Da tempo sentivo nostalgia, oltre naturalmente che per l’equitazione, anche per la danza: un’attività che ho praticato per dodici anni e che mi ha lasciato, a parte i famosi piedi a papera e collo del piede ricurvo, bellissimi ricordi. Per anni, dopo avere lasciato le scarpette da punta ho praticato il pilates, con enormi benefici fisici e mentali. Dopo gli interventi ci avevo riprovato una volta, rendendomi conto però di non essere in grado di eseguire gli esercizi, con delusione e amarezza avevo abbandonato l’idea.

Durante il lock-down però, ho seguito qualche lezione che mi inviava un’insegnante di danza con cui ho fatto pilates per due anni e che, strane coincidenze della vita, è titolare della scuola dove mio figlio fa break dance.

Sai che c’è, mi sono detta a settembre, io provo, al massimo vedo che non ce la faccio a seguire un corso intermedio, e ciao.
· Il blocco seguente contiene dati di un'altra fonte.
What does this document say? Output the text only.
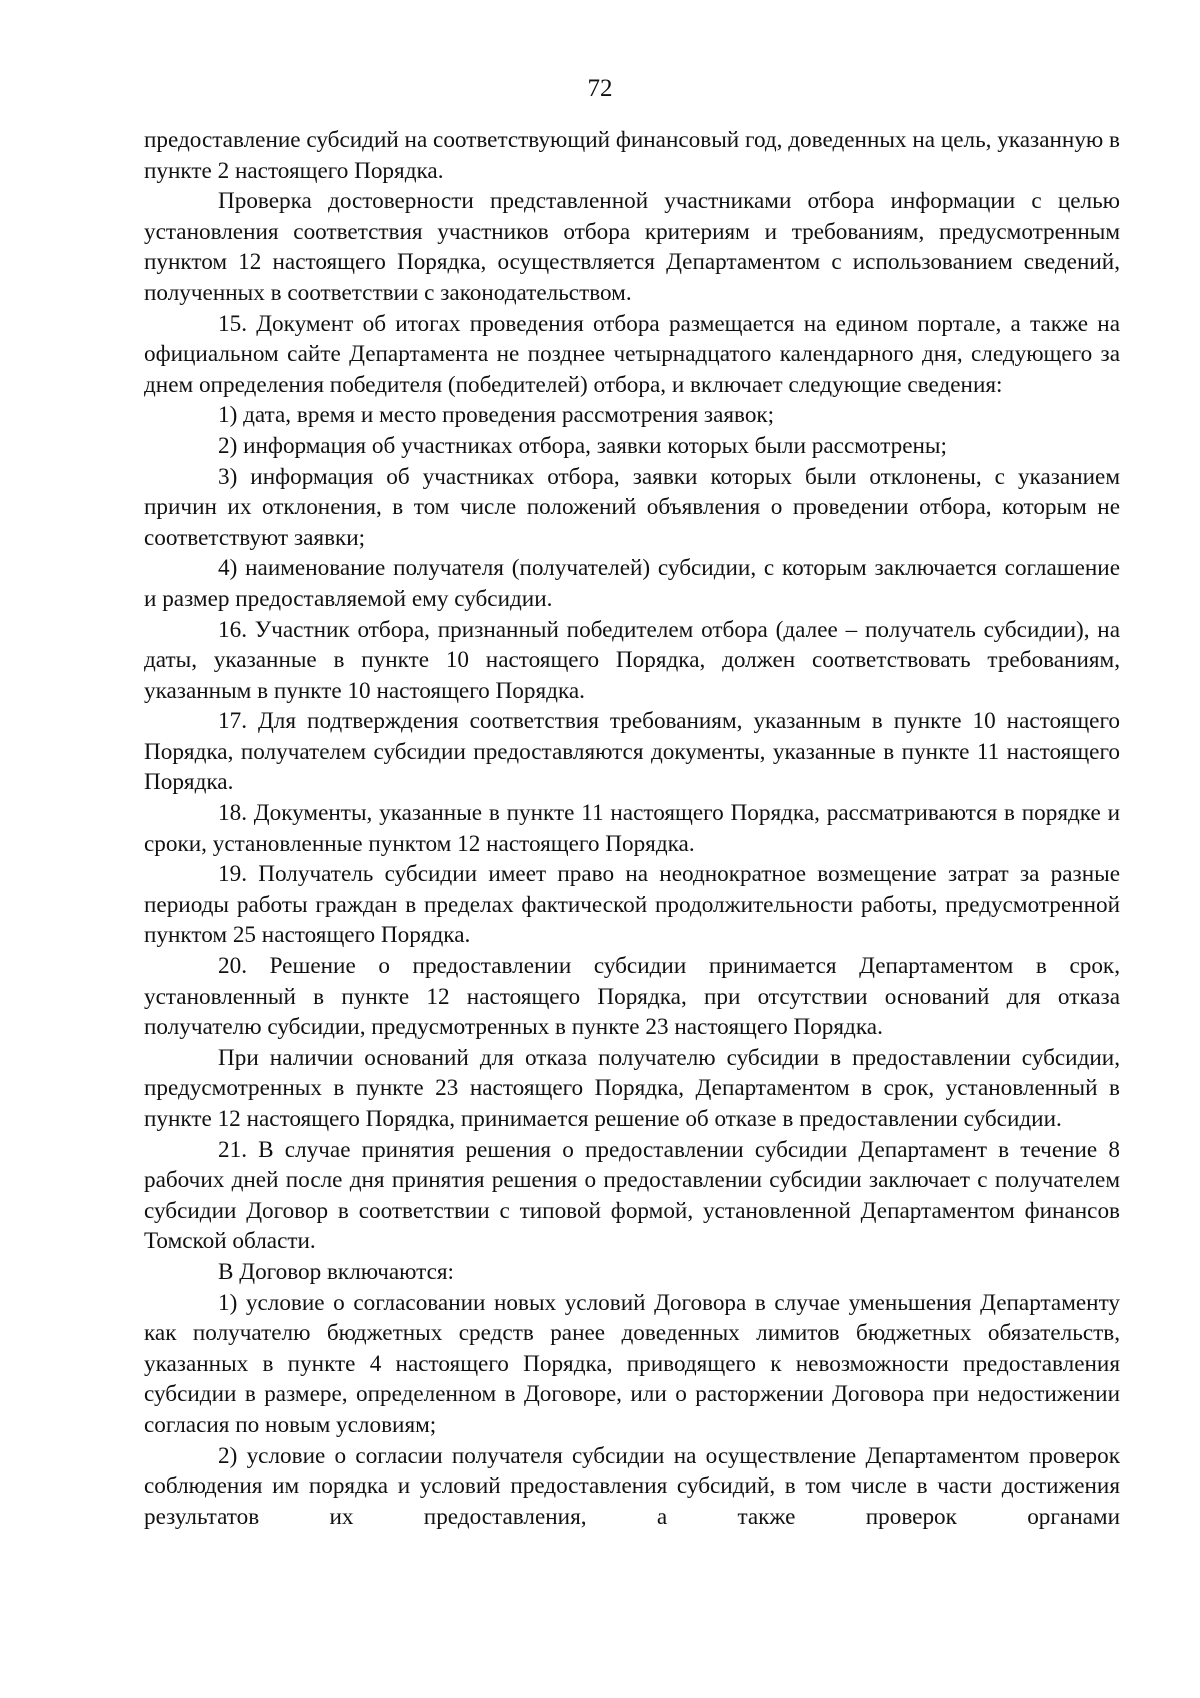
72

предоставление субсидий на соответствующий финансовый год, доведенных на цель, указанную в пункте 2 настоящего Порядка.

Проверка достоверности представленной участниками отбора информации с целью установления соответствия участников отбора критериям и требованиям, предусмотренным пунктом 12 настоящего Порядка, осуществляется Департаментом с использованием сведений, полученных в соответствии с законодательством.

15. Документ об итогах проведения отбора размещается на едином портале, а также на официальном сайте Департамента не позднее четырнадцатого календарного дня, следующего за днем определения победителя (победителей) отбора, и включает следующие сведения:

1) дата, время и место проведения рассмотрения заявок;

2) информация об участниках отбора, заявки которых были рассмотрены;

3) информация об участниках отбора, заявки которых были отклонены, с указанием причин их отклонения, в том числе положений объявления о проведении отбора, которым не соответствуют заявки;

4) наименование получателя (получателей) субсидии, с которым заключается соглашение и размер предоставляемой ему субсидии.

16. Участник отбора, признанный победителем отбора (далее – получатель субсидии), на даты, указанные в пункте 10 настоящего Порядка, должен соответствовать требованиям, указанным в пункте 10 настоящего Порядка.

17. Для подтверждения соответствия требованиям, указанным в пункте 10 настоящего Порядка, получателем субсидии предоставляются документы, указанные в пункте 11 настоящего Порядка.

18. Документы, указанные в пункте 11 настоящего Порядка, рассматриваются в порядке и сроки, установленные пунктом 12 настоящего Порядка.

19. Получатель субсидии имеет право на неоднократное возмещение затрат за разные периоды работы граждан в пределах фактической продолжительности работы, предусмотренной пунктом 25 настоящего Порядка.

20. Решение о предоставлении субсидии принимается Департаментом в срок, установленный в пункте 12 настоящего Порядка, при отсутствии оснований для отказа получателю субсидии, предусмотренных в пункте 23 настоящего Порядка.

При наличии оснований для отказа получателю субсидии в предоставлении субсидии, предусмотренных в пункте 23 настоящего Порядка, Департаментом в срок, установленный в пункте 12 настоящего Порядка, принимается решение об отказе в предоставлении субсидии.

21. В случае принятия решения о предоставлении субсидии Департамент в течение 8 рабочих дней после дня принятия решения о предоставлении субсидии заключает с получателем субсидии Договор в соответствии с типовой формой, установленной Департаментом финансов Томской области.

В Договор включаются:

1) условие о согласовании новых условий Договора в случае уменьшения Департаменту как получателю бюджетных средств ранее доведенных лимитов бюджетных обязательств, указанных в пункте 4 настоящего Порядка, приводящего к невозможности предоставления субсидии в размере, определенном в Договоре, или о расторжении Договора при недостижении согласия по новым условиям;

2) условие о согласии получателя субсидии на осуществление Департаментом проверок соблюдения им порядка и условий предоставления субсидий, в том числе в части достижения результатов их предоставления, а также проверок органами
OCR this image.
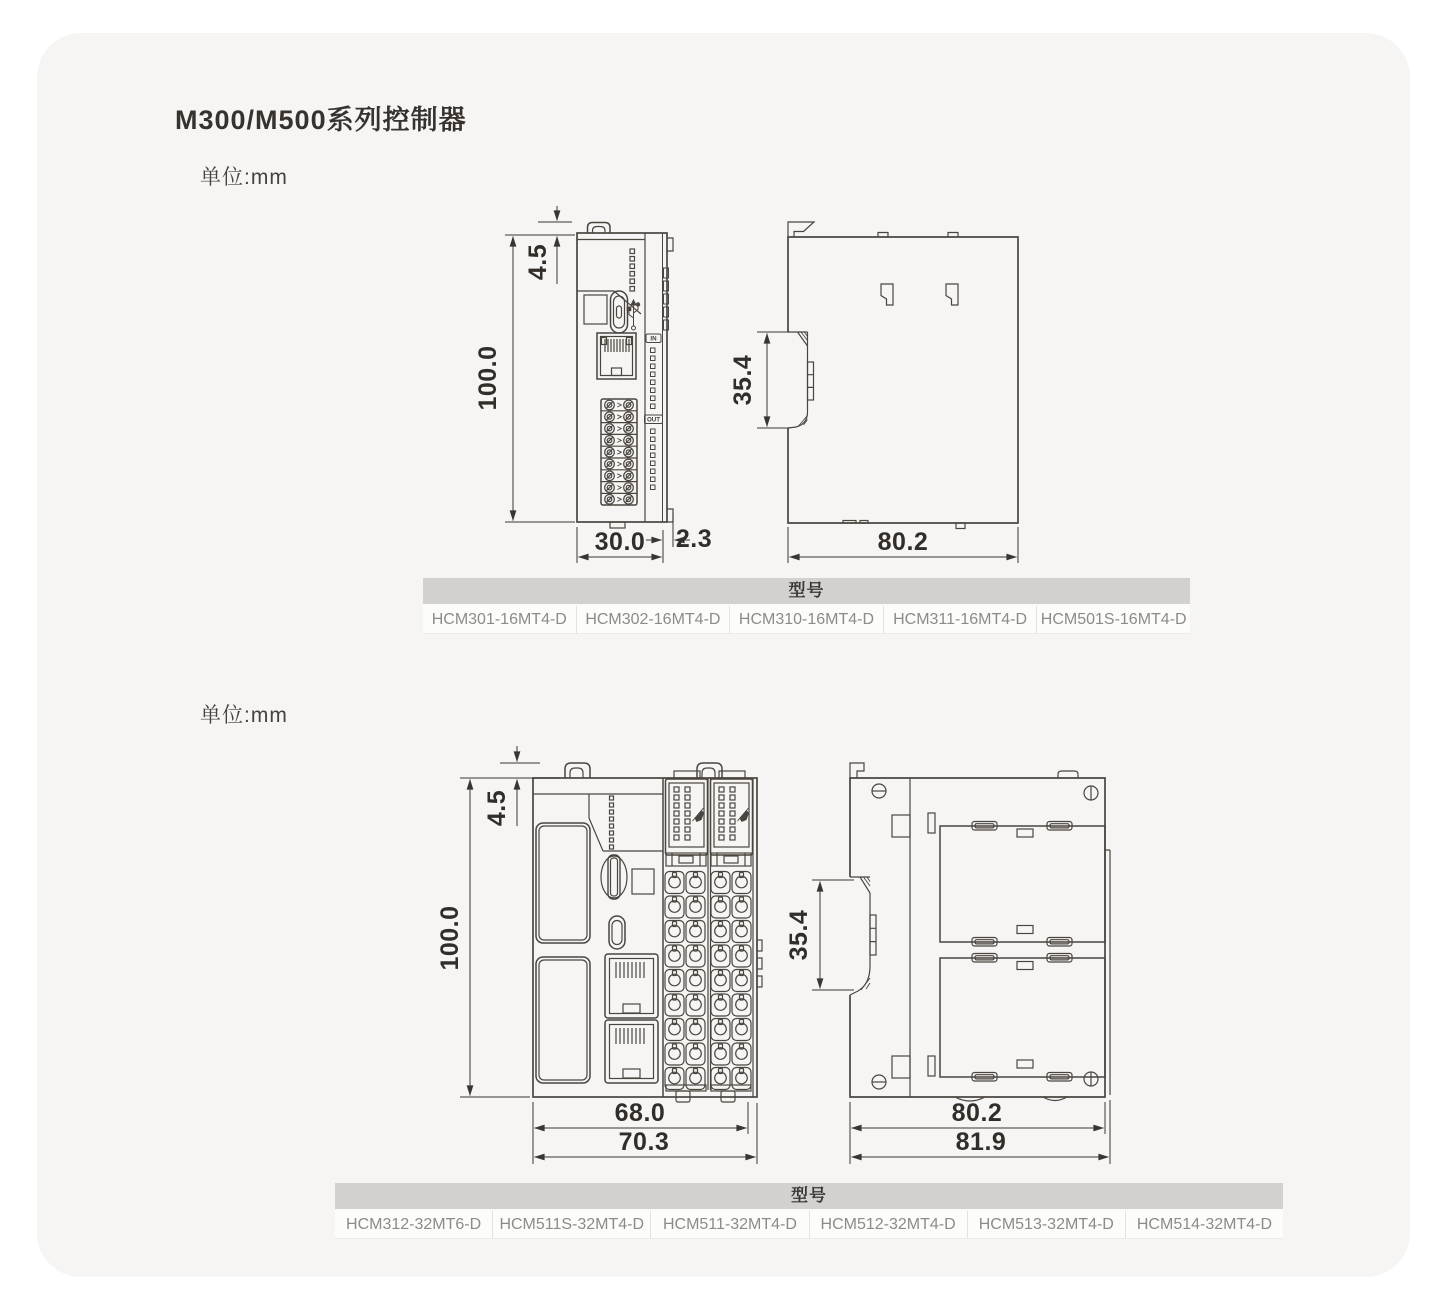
M300/M500系列控制器
单位:mm
单位:mm
IN
OUT
100.0
4.5
30.0 2.3
35.4
80.2
型号
HCM301-16MT4-D	HCM302-16MT4-D	HCM310-16MT4-D	HCM311-16MT4-D HCM501S-16MT4-D
100.0
4.5
68.0
70.3
35.4
80.2
81.9
型号
HCM312-32MT6-D	HCM511S-32MT4-D	HCM511-32MT4-D	HCM512-32MT4-D	HCM513-32MT4-D	HCM514-32MT4-D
Ho parlato con l’insegnante Martina, e, come sempre ottimista e sorridente, mi ha detto te prova, poi si vede.

Le prime lezioni sono state faticose: in effetti la mia schiena, priva di curva lombare e con la flessibilità di un piano di marmo, non si è mostrata troppo collaborativa. Ma chi la dura la vince e aver avuto a che fare per tanti anni con cavalli maremmani e bracchi una qualche capacità di perseverare te la conferisce. Sono molto contenta di questa scelta, rimettere piede in una scuola di danza e in una sala di danza è stato emozionante, e rigenerante.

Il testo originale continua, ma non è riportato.